Monday, April 19, 2010

DOS/Windows End of Line vs Linux EOLN

Working with bash scripts on some text files can be really annoying. Everything seems perfect but you just can't get the desired results.
One common reason for this is the incompatibility of the end of line markers between different operating systems. On Windows there are two characters: '\r\n' and on Linux only one: '\n'. And that extra '\r' can really mess your terminal and your echo outputs. On the other hand, taking a Linux file on a Windows notepad, will display everything on the same line. But don't worry, this can be fixed. If you are on Windows, instead of Notepad try Wordpad or Word and this will eventually display your file correctly.

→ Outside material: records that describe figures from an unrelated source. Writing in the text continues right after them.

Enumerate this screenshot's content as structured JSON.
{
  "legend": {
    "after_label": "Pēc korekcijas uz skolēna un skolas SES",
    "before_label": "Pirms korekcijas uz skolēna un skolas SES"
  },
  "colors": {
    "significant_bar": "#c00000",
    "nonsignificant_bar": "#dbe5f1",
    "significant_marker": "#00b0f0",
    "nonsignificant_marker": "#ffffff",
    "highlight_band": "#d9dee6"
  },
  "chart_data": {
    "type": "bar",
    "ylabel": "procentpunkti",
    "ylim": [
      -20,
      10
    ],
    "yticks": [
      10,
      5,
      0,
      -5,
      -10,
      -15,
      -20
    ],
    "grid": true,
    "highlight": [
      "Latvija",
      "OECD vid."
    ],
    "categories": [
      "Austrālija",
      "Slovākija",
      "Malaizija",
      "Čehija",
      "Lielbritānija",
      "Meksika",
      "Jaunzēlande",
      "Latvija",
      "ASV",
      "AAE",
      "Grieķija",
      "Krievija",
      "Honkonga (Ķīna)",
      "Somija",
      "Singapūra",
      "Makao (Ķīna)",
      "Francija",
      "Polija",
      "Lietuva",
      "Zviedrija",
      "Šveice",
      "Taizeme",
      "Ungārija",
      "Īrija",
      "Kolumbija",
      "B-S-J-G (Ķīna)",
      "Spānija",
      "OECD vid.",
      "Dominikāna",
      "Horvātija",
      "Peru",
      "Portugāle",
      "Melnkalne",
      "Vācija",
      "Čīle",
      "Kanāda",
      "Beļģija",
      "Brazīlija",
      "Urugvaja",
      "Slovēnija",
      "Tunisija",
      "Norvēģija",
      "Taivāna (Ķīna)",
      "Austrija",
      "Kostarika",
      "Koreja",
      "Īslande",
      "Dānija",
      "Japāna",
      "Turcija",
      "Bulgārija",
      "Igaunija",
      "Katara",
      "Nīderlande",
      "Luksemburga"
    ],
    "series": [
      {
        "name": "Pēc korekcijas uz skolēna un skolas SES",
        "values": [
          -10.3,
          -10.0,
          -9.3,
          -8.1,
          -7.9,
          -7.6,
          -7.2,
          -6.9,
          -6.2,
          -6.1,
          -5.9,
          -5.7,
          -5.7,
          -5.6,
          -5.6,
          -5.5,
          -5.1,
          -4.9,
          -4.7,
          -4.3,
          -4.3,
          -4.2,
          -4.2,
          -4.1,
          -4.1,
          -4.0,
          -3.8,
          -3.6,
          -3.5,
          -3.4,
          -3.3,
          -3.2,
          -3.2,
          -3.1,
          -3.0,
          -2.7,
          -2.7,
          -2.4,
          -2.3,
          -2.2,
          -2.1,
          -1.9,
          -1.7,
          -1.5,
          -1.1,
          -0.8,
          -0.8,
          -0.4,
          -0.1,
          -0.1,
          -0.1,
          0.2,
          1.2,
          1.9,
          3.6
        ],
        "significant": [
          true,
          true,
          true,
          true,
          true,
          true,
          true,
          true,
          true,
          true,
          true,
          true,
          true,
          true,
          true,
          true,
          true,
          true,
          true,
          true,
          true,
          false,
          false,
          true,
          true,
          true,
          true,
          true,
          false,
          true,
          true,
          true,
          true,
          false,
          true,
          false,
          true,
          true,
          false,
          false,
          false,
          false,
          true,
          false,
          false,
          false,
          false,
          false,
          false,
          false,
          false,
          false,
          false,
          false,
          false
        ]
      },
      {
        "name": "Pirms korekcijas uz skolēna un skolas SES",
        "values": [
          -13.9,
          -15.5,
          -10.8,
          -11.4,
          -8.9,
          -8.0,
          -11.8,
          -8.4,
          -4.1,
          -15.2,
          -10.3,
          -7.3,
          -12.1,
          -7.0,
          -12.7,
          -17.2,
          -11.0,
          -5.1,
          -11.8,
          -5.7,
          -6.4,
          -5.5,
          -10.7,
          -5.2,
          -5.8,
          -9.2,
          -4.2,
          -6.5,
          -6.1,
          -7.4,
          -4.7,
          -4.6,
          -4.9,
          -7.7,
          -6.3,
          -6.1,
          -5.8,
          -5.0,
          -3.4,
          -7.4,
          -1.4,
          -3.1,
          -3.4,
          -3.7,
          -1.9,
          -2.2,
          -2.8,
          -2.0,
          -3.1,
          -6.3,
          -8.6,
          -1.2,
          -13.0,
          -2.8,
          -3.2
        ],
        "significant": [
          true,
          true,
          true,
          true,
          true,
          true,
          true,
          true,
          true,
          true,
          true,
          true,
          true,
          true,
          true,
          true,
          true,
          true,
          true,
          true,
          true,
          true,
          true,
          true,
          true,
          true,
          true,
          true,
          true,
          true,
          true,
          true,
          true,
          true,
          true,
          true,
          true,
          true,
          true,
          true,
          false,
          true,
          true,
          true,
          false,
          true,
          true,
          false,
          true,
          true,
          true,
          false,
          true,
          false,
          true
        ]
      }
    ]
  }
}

On Linux, first you should check your file to see what you deal with. You can use hexdump or mc(midnight commander - mcedit).


$ hexdump dos_test.txt -C
[...] 6f 77 73 20 73 74 79 6c |DOS/Windows styl|
[...] 20 4c 69 6e 65 0d 0a |e End Of Line..|

$ hexdump lin_test.txt -C
[...] 75 78 20 73 74 79 6c 65 |Unix/Linux style|
[...] 20 45 4f 4c 4e 0a | EOLN.|


On the first file we have 0d 0a sequence and on the second line only 0a.

To avoid headaches when you use a Windows file with some bash scripts or something similar you need to convert it.

You can use tr:

$ tr -d '\r' inputfile.txt > outputfile.txt

or

$ dos2unix dosfile.txt unixfile.txt

You can also use AWK, PHP, SED to convert files, even ftp.